I have to implement this join in a function and I don't want to be forced to have sqlContext as a function parameter.
Admin about 8 years

My question is exactly how to select all columns from one data frame (without enumerating them one by one) and one column from the other
void over 6 years

In spark2, I had to change this to col('b.id') == col('a.id') (with two equals signs).
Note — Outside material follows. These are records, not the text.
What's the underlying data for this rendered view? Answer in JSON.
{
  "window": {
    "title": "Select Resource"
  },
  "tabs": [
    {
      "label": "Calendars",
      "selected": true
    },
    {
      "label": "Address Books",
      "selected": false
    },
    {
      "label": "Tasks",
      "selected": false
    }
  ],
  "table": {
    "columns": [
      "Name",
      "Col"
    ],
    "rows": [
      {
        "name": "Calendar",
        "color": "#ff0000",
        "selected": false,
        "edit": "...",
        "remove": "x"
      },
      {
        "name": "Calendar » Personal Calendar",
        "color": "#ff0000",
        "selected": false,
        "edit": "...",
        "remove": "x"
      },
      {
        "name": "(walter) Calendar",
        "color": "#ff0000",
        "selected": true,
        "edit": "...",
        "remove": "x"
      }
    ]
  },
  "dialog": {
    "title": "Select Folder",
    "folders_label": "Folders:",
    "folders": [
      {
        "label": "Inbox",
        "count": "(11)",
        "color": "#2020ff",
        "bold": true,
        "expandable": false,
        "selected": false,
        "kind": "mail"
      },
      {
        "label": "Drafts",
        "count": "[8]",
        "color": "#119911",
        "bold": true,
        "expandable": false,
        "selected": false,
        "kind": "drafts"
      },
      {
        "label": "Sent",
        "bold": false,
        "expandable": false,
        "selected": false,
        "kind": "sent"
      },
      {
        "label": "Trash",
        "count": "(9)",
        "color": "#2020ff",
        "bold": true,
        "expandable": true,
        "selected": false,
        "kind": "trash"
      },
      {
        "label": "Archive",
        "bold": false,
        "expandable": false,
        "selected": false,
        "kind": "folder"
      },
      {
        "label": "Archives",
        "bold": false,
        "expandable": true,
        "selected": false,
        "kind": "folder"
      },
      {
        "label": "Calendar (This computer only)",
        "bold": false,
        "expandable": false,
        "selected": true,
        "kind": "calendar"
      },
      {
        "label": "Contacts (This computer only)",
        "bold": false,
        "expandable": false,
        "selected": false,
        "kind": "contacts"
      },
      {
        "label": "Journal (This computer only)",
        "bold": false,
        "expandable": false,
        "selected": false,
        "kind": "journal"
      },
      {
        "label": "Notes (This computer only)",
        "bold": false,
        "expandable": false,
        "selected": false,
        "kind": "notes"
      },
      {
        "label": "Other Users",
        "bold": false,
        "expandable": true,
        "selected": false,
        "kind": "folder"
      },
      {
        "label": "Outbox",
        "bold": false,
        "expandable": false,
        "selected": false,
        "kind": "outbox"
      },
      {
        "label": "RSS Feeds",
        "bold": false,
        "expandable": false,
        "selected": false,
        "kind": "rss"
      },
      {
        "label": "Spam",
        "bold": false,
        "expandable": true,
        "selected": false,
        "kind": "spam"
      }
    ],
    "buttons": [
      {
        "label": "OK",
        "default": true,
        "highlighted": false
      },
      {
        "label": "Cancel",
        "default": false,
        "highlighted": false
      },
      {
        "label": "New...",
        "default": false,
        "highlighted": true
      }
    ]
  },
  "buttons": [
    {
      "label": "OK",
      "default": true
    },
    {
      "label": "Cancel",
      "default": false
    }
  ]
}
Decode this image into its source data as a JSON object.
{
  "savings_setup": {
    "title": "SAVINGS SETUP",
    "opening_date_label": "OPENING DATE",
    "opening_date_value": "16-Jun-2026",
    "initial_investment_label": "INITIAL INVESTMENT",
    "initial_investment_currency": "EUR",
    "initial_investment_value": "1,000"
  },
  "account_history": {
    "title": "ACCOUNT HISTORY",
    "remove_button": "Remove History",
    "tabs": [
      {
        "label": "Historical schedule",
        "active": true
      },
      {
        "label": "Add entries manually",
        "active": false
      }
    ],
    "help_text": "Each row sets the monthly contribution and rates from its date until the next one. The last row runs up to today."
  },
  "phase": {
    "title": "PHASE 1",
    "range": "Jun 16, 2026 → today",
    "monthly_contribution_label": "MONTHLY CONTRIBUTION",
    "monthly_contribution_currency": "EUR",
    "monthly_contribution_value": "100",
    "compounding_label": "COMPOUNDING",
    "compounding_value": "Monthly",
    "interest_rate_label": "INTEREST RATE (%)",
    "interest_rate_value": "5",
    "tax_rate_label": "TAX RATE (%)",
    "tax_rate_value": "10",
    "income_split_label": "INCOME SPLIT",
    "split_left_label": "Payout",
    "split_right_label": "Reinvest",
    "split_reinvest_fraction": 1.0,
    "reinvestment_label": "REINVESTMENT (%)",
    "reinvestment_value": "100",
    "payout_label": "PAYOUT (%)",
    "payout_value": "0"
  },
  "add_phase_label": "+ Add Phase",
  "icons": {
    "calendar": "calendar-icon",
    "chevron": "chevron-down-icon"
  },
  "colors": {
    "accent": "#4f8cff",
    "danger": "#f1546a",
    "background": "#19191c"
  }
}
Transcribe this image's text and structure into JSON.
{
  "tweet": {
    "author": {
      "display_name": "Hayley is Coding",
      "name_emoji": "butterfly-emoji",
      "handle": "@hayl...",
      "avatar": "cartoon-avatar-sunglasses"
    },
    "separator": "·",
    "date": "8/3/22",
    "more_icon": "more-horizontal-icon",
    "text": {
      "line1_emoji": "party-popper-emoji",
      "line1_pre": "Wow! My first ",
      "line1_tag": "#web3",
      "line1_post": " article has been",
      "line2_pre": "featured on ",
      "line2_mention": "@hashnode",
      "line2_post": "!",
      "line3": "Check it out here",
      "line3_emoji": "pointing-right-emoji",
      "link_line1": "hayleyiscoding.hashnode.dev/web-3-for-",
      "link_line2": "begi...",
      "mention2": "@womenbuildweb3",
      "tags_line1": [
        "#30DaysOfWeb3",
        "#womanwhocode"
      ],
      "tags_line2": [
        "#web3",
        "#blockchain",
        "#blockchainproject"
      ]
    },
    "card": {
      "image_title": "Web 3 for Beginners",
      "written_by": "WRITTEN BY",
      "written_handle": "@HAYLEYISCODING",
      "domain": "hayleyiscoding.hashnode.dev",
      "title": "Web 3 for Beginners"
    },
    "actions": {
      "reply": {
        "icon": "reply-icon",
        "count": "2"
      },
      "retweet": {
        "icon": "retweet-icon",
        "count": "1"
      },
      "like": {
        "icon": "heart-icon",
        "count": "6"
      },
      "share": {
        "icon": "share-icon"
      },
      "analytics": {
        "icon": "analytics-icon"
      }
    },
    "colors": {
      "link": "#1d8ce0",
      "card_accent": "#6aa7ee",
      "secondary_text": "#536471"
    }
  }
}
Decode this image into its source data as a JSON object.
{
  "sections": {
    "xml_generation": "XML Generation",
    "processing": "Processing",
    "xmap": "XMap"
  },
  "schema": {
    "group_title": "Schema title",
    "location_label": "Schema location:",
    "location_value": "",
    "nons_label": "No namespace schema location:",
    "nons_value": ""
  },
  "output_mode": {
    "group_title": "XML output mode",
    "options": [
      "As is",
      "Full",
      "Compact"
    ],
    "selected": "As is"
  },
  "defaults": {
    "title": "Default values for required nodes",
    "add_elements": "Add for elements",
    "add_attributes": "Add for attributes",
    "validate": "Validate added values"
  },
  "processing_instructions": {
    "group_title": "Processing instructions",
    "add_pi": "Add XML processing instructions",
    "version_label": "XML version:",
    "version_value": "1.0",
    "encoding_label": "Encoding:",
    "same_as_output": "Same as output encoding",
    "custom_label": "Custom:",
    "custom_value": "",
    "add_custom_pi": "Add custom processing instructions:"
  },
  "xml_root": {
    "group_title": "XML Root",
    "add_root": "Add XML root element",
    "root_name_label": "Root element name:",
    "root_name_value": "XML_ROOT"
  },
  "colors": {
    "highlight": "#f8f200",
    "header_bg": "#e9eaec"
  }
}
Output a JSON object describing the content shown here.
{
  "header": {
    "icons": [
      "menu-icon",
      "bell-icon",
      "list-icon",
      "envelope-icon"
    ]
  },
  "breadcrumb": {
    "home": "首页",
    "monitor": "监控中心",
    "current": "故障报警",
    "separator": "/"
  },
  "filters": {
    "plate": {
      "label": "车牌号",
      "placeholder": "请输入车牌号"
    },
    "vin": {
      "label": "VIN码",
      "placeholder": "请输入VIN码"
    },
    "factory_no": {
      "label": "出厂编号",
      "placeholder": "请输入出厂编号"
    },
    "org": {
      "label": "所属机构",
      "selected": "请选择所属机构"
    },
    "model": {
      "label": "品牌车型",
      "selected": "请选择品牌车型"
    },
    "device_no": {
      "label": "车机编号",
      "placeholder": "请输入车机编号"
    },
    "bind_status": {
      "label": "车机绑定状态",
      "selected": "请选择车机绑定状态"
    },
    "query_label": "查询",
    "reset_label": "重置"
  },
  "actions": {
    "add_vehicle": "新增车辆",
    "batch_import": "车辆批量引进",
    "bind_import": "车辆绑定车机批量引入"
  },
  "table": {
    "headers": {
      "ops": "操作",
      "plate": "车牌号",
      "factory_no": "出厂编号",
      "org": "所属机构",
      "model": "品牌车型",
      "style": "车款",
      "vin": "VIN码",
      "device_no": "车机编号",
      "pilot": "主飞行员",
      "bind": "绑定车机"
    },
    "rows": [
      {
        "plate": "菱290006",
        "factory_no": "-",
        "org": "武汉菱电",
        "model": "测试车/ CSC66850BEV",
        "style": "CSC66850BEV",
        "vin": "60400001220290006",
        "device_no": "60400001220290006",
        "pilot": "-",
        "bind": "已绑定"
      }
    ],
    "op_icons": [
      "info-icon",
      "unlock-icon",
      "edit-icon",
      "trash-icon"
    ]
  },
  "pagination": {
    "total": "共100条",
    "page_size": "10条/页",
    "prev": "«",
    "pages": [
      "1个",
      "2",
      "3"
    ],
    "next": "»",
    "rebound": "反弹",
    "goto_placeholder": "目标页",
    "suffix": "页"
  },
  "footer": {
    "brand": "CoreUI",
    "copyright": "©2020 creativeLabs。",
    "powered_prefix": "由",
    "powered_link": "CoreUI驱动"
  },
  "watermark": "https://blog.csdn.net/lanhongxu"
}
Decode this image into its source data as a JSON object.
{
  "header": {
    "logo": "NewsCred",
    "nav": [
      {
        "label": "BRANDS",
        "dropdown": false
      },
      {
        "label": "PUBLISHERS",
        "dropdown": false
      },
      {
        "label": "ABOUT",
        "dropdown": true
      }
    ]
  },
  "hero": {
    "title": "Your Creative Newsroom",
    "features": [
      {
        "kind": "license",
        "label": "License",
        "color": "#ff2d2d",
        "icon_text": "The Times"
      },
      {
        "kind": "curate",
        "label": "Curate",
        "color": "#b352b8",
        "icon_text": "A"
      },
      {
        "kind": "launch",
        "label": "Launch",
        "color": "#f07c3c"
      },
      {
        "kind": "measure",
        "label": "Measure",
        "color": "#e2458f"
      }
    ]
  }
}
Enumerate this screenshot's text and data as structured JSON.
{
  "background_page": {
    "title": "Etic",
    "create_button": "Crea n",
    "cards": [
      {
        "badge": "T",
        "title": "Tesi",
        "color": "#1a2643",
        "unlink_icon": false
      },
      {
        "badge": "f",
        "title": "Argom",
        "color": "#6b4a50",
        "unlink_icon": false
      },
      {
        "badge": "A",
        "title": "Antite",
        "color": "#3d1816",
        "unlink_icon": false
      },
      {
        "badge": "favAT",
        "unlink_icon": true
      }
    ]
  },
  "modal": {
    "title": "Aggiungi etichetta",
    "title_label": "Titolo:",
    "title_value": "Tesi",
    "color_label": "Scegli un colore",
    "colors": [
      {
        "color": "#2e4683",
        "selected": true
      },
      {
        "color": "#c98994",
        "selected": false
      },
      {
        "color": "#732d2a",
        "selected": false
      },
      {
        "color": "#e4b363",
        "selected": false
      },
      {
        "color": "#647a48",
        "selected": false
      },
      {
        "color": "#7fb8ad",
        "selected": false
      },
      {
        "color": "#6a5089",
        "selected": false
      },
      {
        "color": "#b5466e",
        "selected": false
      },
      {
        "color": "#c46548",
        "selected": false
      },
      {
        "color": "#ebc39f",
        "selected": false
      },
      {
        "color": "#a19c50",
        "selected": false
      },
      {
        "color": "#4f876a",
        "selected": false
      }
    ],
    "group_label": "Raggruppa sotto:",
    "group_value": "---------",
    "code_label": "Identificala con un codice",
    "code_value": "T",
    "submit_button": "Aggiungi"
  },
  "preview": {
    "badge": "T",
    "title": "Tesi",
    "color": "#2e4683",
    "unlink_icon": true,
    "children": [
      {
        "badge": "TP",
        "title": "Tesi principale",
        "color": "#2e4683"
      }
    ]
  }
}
Otherwise, it gives me a 'SyntaxError: keyword can't be an expression' exception
Andre Odendaal about 6 years

perfect -- full solution; { df1.join(df2, df1.id == df2.id).select('df1.*', 'df2.other') }
Viv about 5 years

Well, the OP has asked for selection of only few cols, ie. filteration, the answer has all the columns after join.
cozek over 4 years

Changing the name of the variable should be obvious.
lampShadesDrifter over 4 years

I notice that when joined dataframes have same-named column names, doing df1["*"] in the select method correctly gets the columns from that dataframe even if df2 had columns with some of the same names as df1. Would you mind explaining (or linking to docs on) how this works?
Manu Sharma almost 4 years

Hi, How can I pass multiple columns as a list instead of individual cols like this [col('b.other1'),col('b.other2')] for df2 dataset
Sheldore about 3 years

You wrote df1 = df1.alias('df1') and df2 = df2.alias('df2'). What is the purpose here? You are renaming df1 as df1. Isn't this useless?
stormfield almost 3 years

@Sheldore see stackoverflow.com/a/46358218/1552998
hui chen about 2 years

Somehow this approach doesn't work on Spark 3 for me.